Linda Smith writes music for dreams, dreams awash with silence. Her music gently prods the ear and takes it on a journey of discovery, each cluster of sounds a garden of delight. Her latest work titled “Rose With Thorns” for harpsichord and violin was serendipitously premiered in Toronto’s Music Garden on August 19.
This garden was the idea of cellist Yo-Yo Ma and landscape artist Julie Moir Messervy. The two came up with the idea of a “reflection in landscape of Bach’s Suite No.1 in C major for unaccompanied cello”. When the plan was completed, they took it to Boston Massachusetts in the hopes of finding a place to build it. But the city politicians of Boston vetoed the idea so Yo-Yo and Julie migrated north to a new city and a different country,Toronto, Canada.
Here in Toronto, they struck gold. They hooked up with Jim Fleck a former college bass drummer, businessman and political advisor who occupies most of his retirement hours funding important cultural organizations. Yo-Yo had found the right man. Mr. Fleck can make a phone call and people will part with significant sums of money simply by hearing “Hi, this is Jim.” Indeed, he got all the money together in a short afternoon of phone calls from his home. There was only one rejection. The owner of high end condominiums overlooking the slice of land proposed for the garden, refused to contribute even though the garden would add considerably to his property values.

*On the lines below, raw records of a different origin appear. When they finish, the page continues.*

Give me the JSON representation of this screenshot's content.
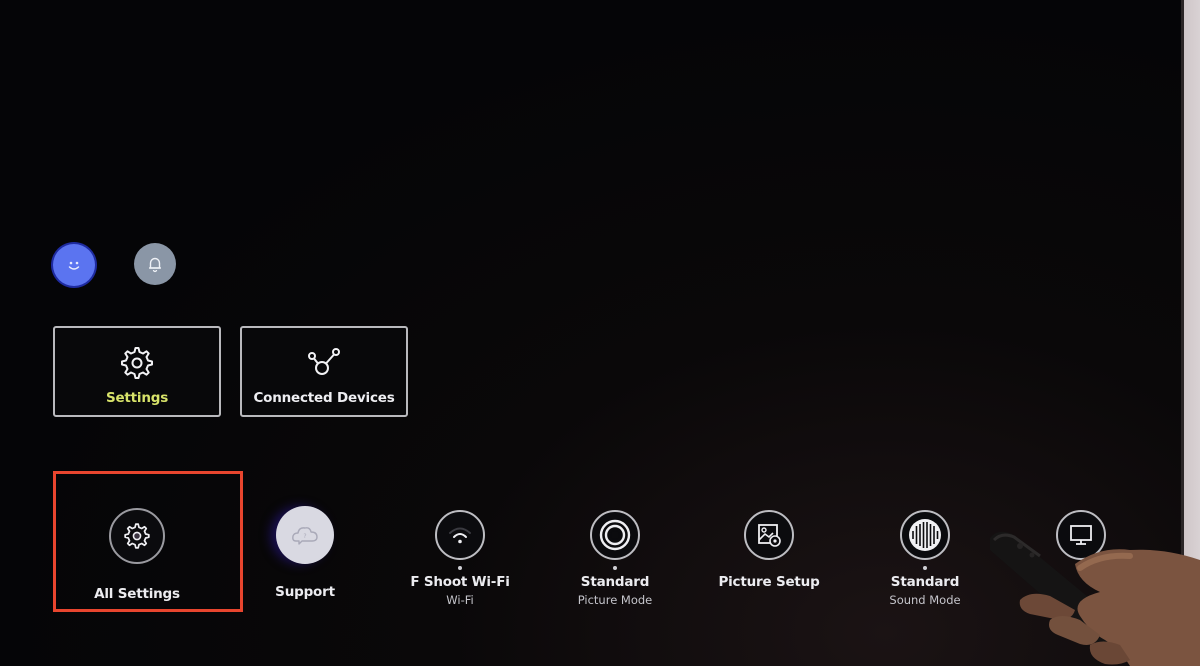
{
  "top_icons": [
    {
      "name": "profile",
      "icon": "smiley-face-icon",
      "color": "#5b74f0"
    },
    {
      "name": "notifications",
      "icon": "bell-icon",
      "color": "#8a96a6"
    }
  ],
  "quick_tiles": [
    {
      "label": "Settings",
      "icon": "gear-icon",
      "focused": true,
      "label_color": "#d8e36a"
    },
    {
      "label": "Connected Devices",
      "icon": "connected-nodes-icon",
      "focused": false
    }
  ],
  "bottom_items": [
    {
      "title": "All Settings",
      "subtitle": "",
      "icon": "gear-icon",
      "highlighted": true
    },
    {
      "title": "Support",
      "subtitle": "",
      "icon": "cloud-help-icon"
    },
    {
      "title": "F Shoot Wi-Fi",
      "subtitle": "Wi-Fi",
      "icon": "wifi-icon"
    },
    {
      "title": "Standard",
      "subtitle": "Picture Mode",
      "icon": "concentric-circles-icon"
    },
    {
      "title": "Picture Setup",
      "subtitle": "",
      "icon": "picture-setup-icon"
    },
    {
      "title": "Standard",
      "subtitle": "Sound Mode",
      "icon": "sound-wave-icon"
    },
    {
      "title": "",
      "subtitle": "",
      "icon": "tv-monitor-icon"
    }
  ],
  "highlight_color": "#e8452e"
}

It’s been a few years now since the garden was built and it has fleshed out beautifully. Native grasses, lovely shrubs and flowers and trees well on their way to maturity, make this spot if not completely tranquil, at least comforting to one’s eyes and spirit.
A decision was made to hold free week end concerts in the garden and Tamara Bernstein was chosen to organize each season’s roster. Tamara is an intelligent musician and a delightfully loquacious communicator. She has done a remarkably good job from the moment she began. Since the first Garden concert, however, problems have developed beyond those normally associated with outdoor performances.
The Music Garden exists only a sidewalks’ width from Lake Ontario. Private boats dock all along its length and a bit further out, occasional party boats pass by blaring loud music in their wakes. Porter Airlines and Air Canada launch or receive 150 flights a day from the island airport just a hefty stones throw from the garden and as evening approaches, canons are fired from the waterfront to scare Canadian geese from the airline flight paths.
On the other side are sidewalks, roads for automobiles and tracks for streetcars. From that side you get the occasional sound of horns, radios, bicycle bells, macho motorcycle motors and the clackity-clack of Toronto transit.
So what does all this extraneous noise portend for a harpsichord violin duo? Surprisingly little. The Music Garden has found a good sound-man who enhances instruments and keeps the music clearly audible against the ambient sounds. The violin harpsichord duo is from Montreal and though young, they have some very impressive things going for them. Les Amusement de la Chambres play a very interesting repertoire, mostly from the Baroque era, and play at an extremely high level of artistry. A commissioning program which regularly supplies them with contemporary works was responsible for Ms Smith’s work.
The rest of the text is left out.